I posted this question three weeks ago on BioStars, but now I'm posting it here too, hoping for some advice. I'm using DESeq2 to look for differentially expressed genes. I have three groups with different individuals: Treatment A, Treatment B, and Control.
Sample sizes (individuals) differ between the groups: A=9, B=5, Control=5.
If I want to test A directly against B, the sample size difference is of no problem, I understand that (asked already in this question).
But, when I want to test A vs Control and see how that differs from B vs Control, I worry about the unequal sample sizes, because I detect more significant genes in A just because of more accurate dispersion due to larger sample size.

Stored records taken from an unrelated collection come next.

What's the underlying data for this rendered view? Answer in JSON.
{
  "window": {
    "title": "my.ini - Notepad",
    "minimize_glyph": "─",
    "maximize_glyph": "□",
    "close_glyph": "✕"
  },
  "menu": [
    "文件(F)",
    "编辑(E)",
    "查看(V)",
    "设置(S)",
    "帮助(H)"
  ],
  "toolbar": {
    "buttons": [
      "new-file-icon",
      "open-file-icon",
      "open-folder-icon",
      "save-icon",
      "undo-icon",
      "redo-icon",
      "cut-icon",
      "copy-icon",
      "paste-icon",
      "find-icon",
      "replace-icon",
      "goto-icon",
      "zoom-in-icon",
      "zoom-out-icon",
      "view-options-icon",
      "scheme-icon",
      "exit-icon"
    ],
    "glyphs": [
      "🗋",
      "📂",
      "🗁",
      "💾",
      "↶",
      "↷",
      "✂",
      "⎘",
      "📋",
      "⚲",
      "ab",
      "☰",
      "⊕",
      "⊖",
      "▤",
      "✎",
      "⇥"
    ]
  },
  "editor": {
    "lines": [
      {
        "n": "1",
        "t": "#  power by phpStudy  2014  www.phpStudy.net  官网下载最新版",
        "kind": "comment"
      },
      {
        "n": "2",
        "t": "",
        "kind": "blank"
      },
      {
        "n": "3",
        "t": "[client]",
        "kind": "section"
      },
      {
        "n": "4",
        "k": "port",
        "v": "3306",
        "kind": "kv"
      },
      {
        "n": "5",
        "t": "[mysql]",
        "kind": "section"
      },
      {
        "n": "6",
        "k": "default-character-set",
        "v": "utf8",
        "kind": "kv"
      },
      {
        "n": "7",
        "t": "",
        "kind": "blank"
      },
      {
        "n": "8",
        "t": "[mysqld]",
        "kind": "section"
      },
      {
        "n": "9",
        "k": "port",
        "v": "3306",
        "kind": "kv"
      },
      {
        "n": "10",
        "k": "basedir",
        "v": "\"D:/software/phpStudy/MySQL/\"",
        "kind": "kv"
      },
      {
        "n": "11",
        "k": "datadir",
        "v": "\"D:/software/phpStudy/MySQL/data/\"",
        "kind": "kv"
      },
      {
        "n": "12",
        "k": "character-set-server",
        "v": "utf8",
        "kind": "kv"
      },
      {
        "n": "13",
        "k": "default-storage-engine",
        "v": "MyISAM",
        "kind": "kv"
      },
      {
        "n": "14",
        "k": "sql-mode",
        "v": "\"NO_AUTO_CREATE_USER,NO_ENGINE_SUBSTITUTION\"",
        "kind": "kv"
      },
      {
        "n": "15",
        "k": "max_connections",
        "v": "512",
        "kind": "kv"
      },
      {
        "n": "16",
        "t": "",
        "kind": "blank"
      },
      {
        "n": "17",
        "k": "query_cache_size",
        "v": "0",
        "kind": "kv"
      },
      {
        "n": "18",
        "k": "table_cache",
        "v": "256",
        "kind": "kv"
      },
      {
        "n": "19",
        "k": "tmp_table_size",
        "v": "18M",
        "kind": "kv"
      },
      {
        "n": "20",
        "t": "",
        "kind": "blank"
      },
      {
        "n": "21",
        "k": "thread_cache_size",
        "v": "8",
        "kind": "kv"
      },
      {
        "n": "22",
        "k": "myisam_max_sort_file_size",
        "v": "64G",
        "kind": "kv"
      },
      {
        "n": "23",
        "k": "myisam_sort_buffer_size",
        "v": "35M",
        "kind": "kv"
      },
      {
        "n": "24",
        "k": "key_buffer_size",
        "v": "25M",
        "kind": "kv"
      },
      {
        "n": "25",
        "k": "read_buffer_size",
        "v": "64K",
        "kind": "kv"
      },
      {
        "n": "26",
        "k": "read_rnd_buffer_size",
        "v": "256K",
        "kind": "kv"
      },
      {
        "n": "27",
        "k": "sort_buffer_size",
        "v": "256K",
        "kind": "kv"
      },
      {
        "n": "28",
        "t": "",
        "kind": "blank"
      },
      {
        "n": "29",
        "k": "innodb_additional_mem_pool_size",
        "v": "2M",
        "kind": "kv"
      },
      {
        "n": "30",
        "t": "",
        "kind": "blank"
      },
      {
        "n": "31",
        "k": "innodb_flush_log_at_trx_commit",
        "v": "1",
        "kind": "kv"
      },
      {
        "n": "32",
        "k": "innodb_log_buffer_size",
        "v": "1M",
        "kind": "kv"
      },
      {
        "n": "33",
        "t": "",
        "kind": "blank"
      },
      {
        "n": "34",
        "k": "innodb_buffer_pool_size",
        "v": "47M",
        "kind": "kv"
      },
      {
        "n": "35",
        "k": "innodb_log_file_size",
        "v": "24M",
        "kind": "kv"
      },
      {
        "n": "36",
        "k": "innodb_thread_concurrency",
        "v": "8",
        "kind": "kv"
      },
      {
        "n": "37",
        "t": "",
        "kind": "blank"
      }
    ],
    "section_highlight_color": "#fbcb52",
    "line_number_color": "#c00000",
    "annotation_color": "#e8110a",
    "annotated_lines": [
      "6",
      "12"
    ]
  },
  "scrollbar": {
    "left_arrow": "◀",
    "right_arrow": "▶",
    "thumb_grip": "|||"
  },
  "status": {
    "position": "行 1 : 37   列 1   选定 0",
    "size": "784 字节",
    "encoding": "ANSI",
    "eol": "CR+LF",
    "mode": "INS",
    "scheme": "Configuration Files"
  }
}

What are the suggestions to deal with this problem? Should I randomly subsample 5 individuals from A (i.e. discard 4) and only use those in the comparison with the Controls? Or should I use all individuals in A but call significance with a stricter FDR threshold? If the latter, how do I know which FDR is the most suitable?
Grateful for any advice.
edit: Since Michael asked for more explicit description of the dataset:
There's treatment A, treatment B, Control (as described above) and at four time points (including day0 (before treatment)). I want to compare A-vs-Ctrl at day0, day1, day2, day3, (and over time with LRT). Then I want to do the same separately with B-vs-Ctrl. Finally I want to see how AvsCtrl differed from BvsCtrl at each time point. I expect these to differ a lot, for example A may have 10 times as many significant genes during day1 as B did.